Ah ok, makes sense now. I think another option is to use more bits per field, and then ‘overlap’ fields by XORing between the low-entropy bits of one field with the high-entropy bits of another.
As an example, a 24 bit blknum field supports another ~300 years of blockheights (we could probably shrink it?). blknum could be encoded little-endian (LE) / with the LSBs starting from index 0. txindex is expanded to 18 bits, also encoded as LE, but starts from index 20. So the two fields overlap on 4 bits:
Key[0:19] = LE(blknum)[0:19]
Key[20:23] = LE(blknum)[20:23] ⊕ LE(txindex)[0:3]
Key[24:37] = LE(txindex)[4:17]
IMO we can adjust the size of these fields based on current constraints like min. tx size, etc. such that the amount of overlap is minimal, but we wouldn’t need this fallback path.
This is the message flow I was thinking of in my response:
sequenceDiagram
participant Alice
participant Bob
Alice->>Bob: RequestSketch()
Bob-->>Alice: SketchDifferenceOfTwoFourths
Alice->>Alice: DecodeSketch()
alt DecodeSketch() failed
Alice->>Bob: RequestSketchExtension()
Bob-->>Alice: SketchDifferenceOfThirdFourth
Alice->>Alice: decode
end
I’m unclear on what you meant by “go larger”, but I think you meant that Alice should build a sketch from a larger set locally and retry reconciliation?. IIUC, if the number of differences exceeds the capacity of the sketch Bob sent Alice, Alice retrying reconciliation in this way would only succeed if the number of differences decreased between her first and second sets. Which may happen if she has reconciled with other peers in the meantime.

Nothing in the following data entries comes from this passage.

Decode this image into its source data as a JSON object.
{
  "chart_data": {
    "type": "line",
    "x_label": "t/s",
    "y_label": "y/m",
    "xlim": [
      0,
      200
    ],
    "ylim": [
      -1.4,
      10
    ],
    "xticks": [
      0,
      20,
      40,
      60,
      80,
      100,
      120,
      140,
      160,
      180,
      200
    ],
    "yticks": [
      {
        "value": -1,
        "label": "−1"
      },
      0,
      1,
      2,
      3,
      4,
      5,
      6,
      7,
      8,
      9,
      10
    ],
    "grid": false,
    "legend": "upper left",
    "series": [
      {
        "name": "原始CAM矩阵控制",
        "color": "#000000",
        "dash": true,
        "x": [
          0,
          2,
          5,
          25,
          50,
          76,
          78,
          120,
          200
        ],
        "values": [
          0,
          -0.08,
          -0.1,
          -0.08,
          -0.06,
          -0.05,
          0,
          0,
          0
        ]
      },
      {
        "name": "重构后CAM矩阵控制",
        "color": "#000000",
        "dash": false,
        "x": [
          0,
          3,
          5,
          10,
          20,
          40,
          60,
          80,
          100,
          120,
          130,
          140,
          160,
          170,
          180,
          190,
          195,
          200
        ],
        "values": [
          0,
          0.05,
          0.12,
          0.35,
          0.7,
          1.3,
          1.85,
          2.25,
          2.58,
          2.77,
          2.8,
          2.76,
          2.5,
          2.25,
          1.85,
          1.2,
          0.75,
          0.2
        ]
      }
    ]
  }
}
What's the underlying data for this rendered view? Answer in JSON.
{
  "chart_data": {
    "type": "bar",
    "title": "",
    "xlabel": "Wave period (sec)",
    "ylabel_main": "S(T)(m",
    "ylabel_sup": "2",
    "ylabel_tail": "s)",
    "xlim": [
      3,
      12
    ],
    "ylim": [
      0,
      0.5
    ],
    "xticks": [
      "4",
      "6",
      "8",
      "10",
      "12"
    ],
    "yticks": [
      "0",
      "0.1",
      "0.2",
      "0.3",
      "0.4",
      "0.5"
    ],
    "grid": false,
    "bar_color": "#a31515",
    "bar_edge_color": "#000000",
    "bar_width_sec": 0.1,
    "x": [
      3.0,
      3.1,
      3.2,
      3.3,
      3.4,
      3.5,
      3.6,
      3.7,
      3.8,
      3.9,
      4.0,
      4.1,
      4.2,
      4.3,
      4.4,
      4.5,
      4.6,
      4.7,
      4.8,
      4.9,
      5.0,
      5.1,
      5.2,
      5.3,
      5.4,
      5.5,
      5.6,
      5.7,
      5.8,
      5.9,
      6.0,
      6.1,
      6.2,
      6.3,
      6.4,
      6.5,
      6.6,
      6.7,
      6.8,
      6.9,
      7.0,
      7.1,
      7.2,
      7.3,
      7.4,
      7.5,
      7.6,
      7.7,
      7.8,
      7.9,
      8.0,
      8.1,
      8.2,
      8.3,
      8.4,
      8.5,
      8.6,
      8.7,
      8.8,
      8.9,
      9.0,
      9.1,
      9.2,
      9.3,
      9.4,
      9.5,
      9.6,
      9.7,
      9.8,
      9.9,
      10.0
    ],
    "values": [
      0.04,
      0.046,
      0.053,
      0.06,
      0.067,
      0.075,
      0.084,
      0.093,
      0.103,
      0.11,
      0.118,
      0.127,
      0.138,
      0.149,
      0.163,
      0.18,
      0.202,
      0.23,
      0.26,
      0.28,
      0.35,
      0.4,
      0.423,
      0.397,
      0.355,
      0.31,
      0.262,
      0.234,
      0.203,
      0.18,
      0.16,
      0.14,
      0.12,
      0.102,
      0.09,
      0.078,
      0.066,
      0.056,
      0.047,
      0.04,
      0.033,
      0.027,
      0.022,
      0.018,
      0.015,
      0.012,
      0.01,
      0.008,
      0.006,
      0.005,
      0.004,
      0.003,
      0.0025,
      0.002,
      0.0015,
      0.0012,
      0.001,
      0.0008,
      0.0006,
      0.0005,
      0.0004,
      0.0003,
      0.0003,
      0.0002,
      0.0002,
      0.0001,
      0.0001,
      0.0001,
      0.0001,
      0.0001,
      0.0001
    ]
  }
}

I think we’d probably want to do both? So if initial reconciliation fails, wait for timer_interval / 3 seconds, expand our local set, build a larger sketch, and try reconciliation again. If the 2nd reconciliation fails, ask Bob for a sketch extension and retry reconciliation a 3rd time. If it still fails, either:
- Query Bob for all set elements and reconcile locally (lots of bandwidth, minimal CPU)
- Give up on reconciliation with Bob for this interval, retry the normal reconciliation protocol in (timer_interval) * 2/3 seconds. Hope that our reconciliation with other peers reduces our difference with Bob.
Another option is to ask Bob for a fresh sketch of the same capacity, instead of an extension of the 1st sketch we received.
IIUC we mostly agree on the options for handling initial reconciliation failure; I think having evidence to decide will require simulation and tweaking parameters there.
My response earlier may have been missing a /s tag, sorry; I think we may just have a different mental model for which parts of this process consume more or less resources. From the benchmarks in the minisketch repo, and comments upthread, we know that:
- Encoding a sketch is very fast; most of the compute for reconciliation is part of sketch merging & decoding.
- Decode time is quadratic with # of differences.
- Given current optimizations, decode time is 2x as long for 64-bit keys vs. 32-bit keys.
My argument re: salting and 32-bit set keys, is that the additional complexity of per-connection salts, and the extra work of computing more set keys (1 per connection vs. 1 global set key), is worth the expected ~2x savings in compute for sketch decoding.
As a supporting point, non-cryptographic hash functions like xxhash are extremely fast for small inputs. As a detracting point, I suspect that a per-peer salt would require using a bit more memory to keep track of per-peer sketch state.
I’m not married to a requirement that we use 32-bit keys, but I think it’s worth exploring / keeping in mind. Perhaps we can tweak other knobs, keep the # of differences down, and then not lose much by having longer 64-bit keys.
Makes sense, I agree 
Fair; though I suspect maintaining a larger set / allowing messages to remain in the set for longer will help a lot with reconciliation reliability. Another question for simulation!
IIUC, the sketch decode has multiple steps, and most of the compute is in the final step. Before that final step, a decoder would know if decode is expected to yield a successful reconciliation with very high probability, before executing that final step. So an early exit should make the cost for that much smaller; I think this isn’t yet implemented in the minisketch library though.
I imagine you’d only want to accept sketches after explicitly requesting them, and you’d disconnect peers that repeatedly send malformed sketches.
I agree a lot of this will depend on some more benchmarking, especially since I think our set and difference sizes may be larger than what is covered on the minisketch repo right now. More varied benchmarking should be a straightforward first step before network-level simulation, I’ll look into it.